The capital markets regulator Sebi (Securities and Exchange Board of India) has decided to increase the monetary penalty for those running unauthorised Collective Investment Schemes (CIS), as the existing mechanism have not proved to be sufficient to deter such illegal mobilisation of money.
A proposal to this effect has been approved by Sebi and the same would be notified soon, a senior official said.
As per a Sebi memorandum in this regard, illegal mobilisation of funds within the existing legal framework falls within a provision wherein a maximum penalty of Rs 1 crore may be imposed.
Sebi is of the view that this penalty "is very meagre compared to the money mobilised by unregistered CIS, especially considering that in certain cases the money mobilised is in multiples of thousand crores.
"Hence, adjudication under the existing mechanism may not be sufficient to deter such illegal mobilisation of money."
Accordingly, Sebi has decided to amend the relevant regulations to provide for "a penalty of Rs 25 crore or three times the amount of profits made, whichever is higher."
To tackle the growing menace of investors being duped of their hard-earned money through various illegal investment pools, many of which are in the nature of 'ponzi' schemes, Sebi has been given the mandate to take action against all such money collection activities involving Rs 100 crore and more.
A typical 'ponzi' scheme involves the operator collecting a large amount of money from investors and paying them returns from their own money or the money collected from subsequent investors, rather than from profit earned by the person or entity operating such a scheme.

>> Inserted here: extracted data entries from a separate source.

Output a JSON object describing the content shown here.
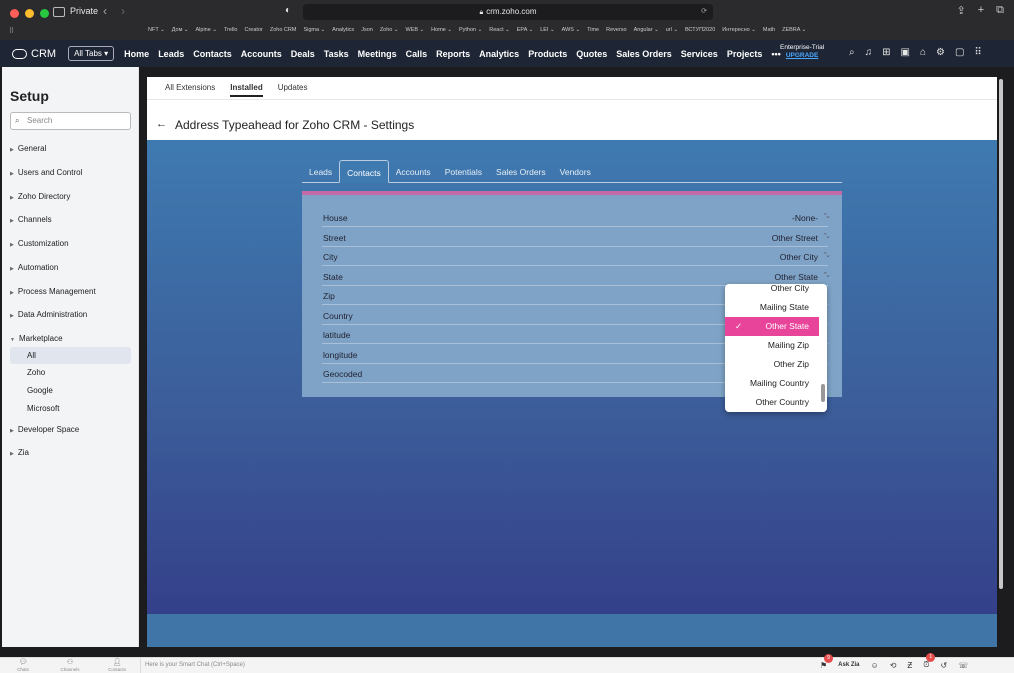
{
  "browser": {
    "private_label": "Private",
    "url": "crm.zoho.com",
    "bookmarks": [
      "NFT ⌄",
      "Дом ⌄",
      "Alpine ⌄",
      "Trello",
      "Creator",
      "Zoho CRM",
      "Sigma ⌄",
      "Analytics",
      "Json",
      "Zoho ⌄",
      "WEB ⌄",
      "Home ⌄",
      "Python ⌄",
      "React ⌄",
      "EPA ⌄",
      "LEI ⌄",
      "AWS ⌄",
      "Time",
      "Reverso",
      "Angular ⌄",
      "url ⌄",
      "ВСТУП2020",
      "Интересно ⌄",
      "Math",
      "ZEBRA ⌄"
    ]
  },
  "crm": {
    "logo": "CRM",
    "all_tabs": "All Tabs ▾",
    "menu": [
      "Home",
      "Leads",
      "Contacts",
      "Accounts",
      "Deals",
      "Tasks",
      "Meetings",
      "Calls",
      "Reports",
      "Analytics",
      "Products",
      "Quotes",
      "Sales Orders",
      "Services",
      "Projects",
      "•••"
    ],
    "trial": {
      "line1": "Enterprise-Trial",
      "upgrade": "UPGRADE"
    }
  },
  "setup": {
    "title": "Setup",
    "search_placeholder": "Search",
    "items": [
      "General",
      "Users and Control",
      "Zoho Directory",
      "Channels",
      "Customization",
      "Automation",
      "Process Management",
      "Data Administration",
      "Marketplace"
    ],
    "marketplace_sub": [
      "All",
      "Zoho",
      "Google",
      "Microsoft"
    ],
    "items_after": [
      "Developer Space",
      "Zia"
    ]
  },
  "main": {
    "subtabs": [
      "All Extensions",
      "Installed",
      "Updates"
    ],
    "page_title": "Address Typeahead for Zoho CRM - Settings",
    "object_tabs": [
      "Leads",
      "Contacts",
      "Accounts",
      "Potentials",
      "Sales Orders",
      "Vendors"
    ],
    "fields": [
      {
        "label": "House",
        "value": "-None-"
      },
      {
        "label": "Street",
        "value": "Other Street"
      },
      {
        "label": "City",
        "value": "Other City"
      },
      {
        "label": "State",
        "value": "Other State"
      },
      {
        "label": "Zip",
        "value": ""
      },
      {
        "label": "Country",
        "value": ""
      },
      {
        "label": "latitude",
        "value": ""
      },
      {
        "label": "longitude",
        "value": ""
      },
      {
        "label": "Geocoded",
        "value": ""
      }
    ],
    "dropdown_options": [
      "Other City",
      "Mailing State",
      "Other State",
      "Mailing Zip",
      "Other Zip",
      "Mailing Country",
      "Other Country"
    ],
    "dropdown_selected": "Other State"
  },
  "bottombar": {
    "items": [
      "Chats",
      "Channels",
      "Contacts"
    ],
    "smartchat_placeholder": "Here is your Smart Chat (Ctrl+Space)",
    "ask_zia": "Ask Zia",
    "notification_badge_left": "9",
    "notification_badge_right": "1"
  },
  "colors": {
    "nav_bg": "#1e2534",
    "accent_pink": "#e8459a",
    "app_blue": "#3e7ab0",
    "upgrade_blue": "#4aa8ff"
  }
}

Such activities came to be known as 'ponzi' schemes after Charles Ponzi, who became notorious in the US in 1920s for deploying this technique while promising 50 per cent return on investments in 45 days and 100 per cent within 90 days.
A large number of such schemes have come to the fore in India as well, while many
However, Sebi in most of the cases has only asked the operators of such schemes to refund the money to investors and stop such unauthorised activities.
The schemes that have faced action include those promising huge returns based on investments on potatoes, goat rearing, cattle and butter schemes, emu farming, real estate and holiday memberships.
Tightening the noose on perpetrators of such investment pools, Sebi in its board meeting earlier this month decided that all unathorised CIS activities be declared as 'fraudulent and unfair trade practices' and dealt with accordingly.
With an aim to check proliferation of such schemes, Sebi has now decided to amend its Prohibition of Fraudulent and Unfair Trade Practices (PFUTP) Regulations "to provide for imposing deterrent monetary penalties for illegal mobilisation of funds by floating schemes in the nature of unregistered collective investment schemes".
Sebi says it has come across various cases of "huge sums of money being raised by unscrupulous operators from a large number of investors by floating schemes in the nature of unregistered collective investment schemes".
The regulator has been issuing directions against such entities under section 11B of the Sebi Act, but such orders have not proved to be deterrent enough as such schemes have continued to raise huge amounts of money from the public.
Prosecution has also been launched in many cases, but they have also not been very effective due to procedural issues and delays associated with the legal process.
Sebi has, therefore, decided to amend its FUTP Regulations to take enforcement action against unregistered CIS entities by way of adjudication proceedings, which have proved to be more effective and involve larger penalties.
It has been proposed that any illegal mobilisation of funds without obtaining a certificate under the CIS Regulations can be declared as a fraudulent and unfair trade practice under the FUTP Regulations.
The FUTP Regulations are also being amended to declare that dealing in securities shall be deemed to be a fraudulent or an unfair trade practice if it involves mobilisation of money by any person in violation of CIS Regulations and the relevant sections of the Sebi Act.